Il Fatto 7.4.18
Moro, la commissione e il lavoro non finito
di Sandra Bonsanti
Quella
parola che ti aspetti finalmente la trovi verso la metà della relazione
finale. È innegabile, hanno scritto i membri dell’ultima commissione
sull’uccisione di Aldo Moro che “con il concorso di forze diverse si
venne a creare una posizione processuale particolarmente garantita”

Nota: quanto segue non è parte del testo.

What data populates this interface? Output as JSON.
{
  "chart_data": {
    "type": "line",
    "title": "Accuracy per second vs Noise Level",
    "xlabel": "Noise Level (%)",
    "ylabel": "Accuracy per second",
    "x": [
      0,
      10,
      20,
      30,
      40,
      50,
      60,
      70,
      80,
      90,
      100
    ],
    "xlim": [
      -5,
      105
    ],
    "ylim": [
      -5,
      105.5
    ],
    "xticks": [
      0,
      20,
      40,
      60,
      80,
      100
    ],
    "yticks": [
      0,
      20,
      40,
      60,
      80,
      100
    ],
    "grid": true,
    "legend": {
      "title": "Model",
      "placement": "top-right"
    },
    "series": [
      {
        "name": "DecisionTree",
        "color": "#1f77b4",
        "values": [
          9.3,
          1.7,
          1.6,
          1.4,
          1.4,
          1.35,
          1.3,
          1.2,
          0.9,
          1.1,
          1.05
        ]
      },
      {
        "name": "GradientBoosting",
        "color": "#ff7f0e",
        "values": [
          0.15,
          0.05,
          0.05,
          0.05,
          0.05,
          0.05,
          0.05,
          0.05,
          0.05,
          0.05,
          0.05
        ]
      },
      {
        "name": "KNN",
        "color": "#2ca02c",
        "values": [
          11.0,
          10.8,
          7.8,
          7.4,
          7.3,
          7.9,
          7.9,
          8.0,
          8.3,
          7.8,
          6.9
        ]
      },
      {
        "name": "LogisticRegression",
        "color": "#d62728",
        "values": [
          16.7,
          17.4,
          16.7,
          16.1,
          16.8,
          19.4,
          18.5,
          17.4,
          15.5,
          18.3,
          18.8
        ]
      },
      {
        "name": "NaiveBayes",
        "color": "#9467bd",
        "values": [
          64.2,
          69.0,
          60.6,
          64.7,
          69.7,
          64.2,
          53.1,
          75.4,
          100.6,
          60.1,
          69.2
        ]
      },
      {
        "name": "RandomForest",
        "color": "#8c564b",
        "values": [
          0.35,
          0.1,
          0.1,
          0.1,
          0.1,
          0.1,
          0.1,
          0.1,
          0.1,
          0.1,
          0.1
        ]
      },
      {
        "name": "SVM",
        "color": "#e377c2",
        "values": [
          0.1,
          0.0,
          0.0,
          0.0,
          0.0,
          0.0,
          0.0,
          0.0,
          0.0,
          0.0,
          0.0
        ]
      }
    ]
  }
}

nella quale il ruolo di testimone di Valerio Morucci scoloriva in una
opaca funzione di consulente, “quasi realizzando concretamente una
trattativa che veniva pubblicamente negata”.
Una trattativa per
chiudere gli anni del terrorismo brigatista. Lo Stato, impersonato da
pubblici ministeri, Servizi di sicurezza e uomini politici, ha trattato
con le Brigate rosse una verità “dicibile” sulla morte del presidente
della Democrazia cristiana. Tutti costoro hanno nomi e cognomi. Ma
quello su cui ancora forse non abbiamo avuto il tempo di riflettere è
che si propose allora (un periodo che va tra la fine degli anni Ottanta e
la fine dei Novanta) qualcosa di molto simile all’altra trattativa:
quella che pochi anni dopo vide coinvolti alcuni degli stessi
protagonisti politici in un patto con i boss di Cosa Nostra.
Viene
da pensare che sia un “vizio” delle nostre istituzioni, quando si
tratta di spiegare vicende troppo scomode se fossero completamente
conosciute, si cercano accordi che chiudano per sempre quella fase
storica, e consentano di aprirne un’altra, con nuovi interlocutori. Due
trattative dunque, diverse eppure con elementi in comune: le carceri, i
presidenti Cossiga e Scalfaro, i servizi segreti e gli uomini della P2, e
sempre sullo sfondo Gladio e le verità negate e altre vittime senza una
pace.
Ho pensato a questa storia che si ripete riflettendo sulle
conclusioni della Commissione su Moro. Una volta affermatasi, di
processo in processo, la verità di Valerio Morucci (poi condivisa da
tutti o quasi i capi brigatisti) e ricondotta l’uccisione dello statista
a un doloroso capitolo di terrorismo nostrano, sono di colpo spariti
tutti quei collegamenti con i servizi segreti stranieri, con le centrali
in Francia, con le minacce e le intrusioni degli anglo-americani, con i
referenti italiani della P2, con gli ambienti infiltrati
dell’Autonomia, con il dover fare i conti con la verità indicibile: Moro
fu ucciso e la sua scorta sterminata perché il suo progetto politico
era insopportabile per gli interessi delle potenze straniere. Ed è
importante il racconto che si snoda nel libro di Giovanni Fasanella (Il
puzzle Moro, Chiarelettere) che già contiene le conclusioni della
Commissione.
A questo punto però resta una domanda importante: la
Commissione non ha potuto oppure non ha voluto fare qualche passo
avanti, individuare gli strateghi e i mandanti stranieri e italiani,
mettendo alle strette i pochissimi testimoni ormai rimasti?
Un
lavoro importante, dunque, quello della commissione Fioroni, purché non
sia considerato definitivo o ci si affidi alla speranza che la
magistratura avrà più coraggio. Attorno a noi giornalisti impegnati
nella cronaca dei 55 giorni, così vicino alle nostre strade, si stava
svolgendo l’atto di terrorismo più grave del Ventesimo secolo. Era
impossibile capire tutto allora. Così come era difficile, nel ’92,
intuire tutte le finalità e i beneficiari dell’uccisione di Falcone e
Borsellino. Ma oggi non possiamo dimenticare e nemmeno accettare uno
Stato che insista a rinunciare alla verità per trattarne una di comodo
con i soliti mandanti, strateghi ed esecutori.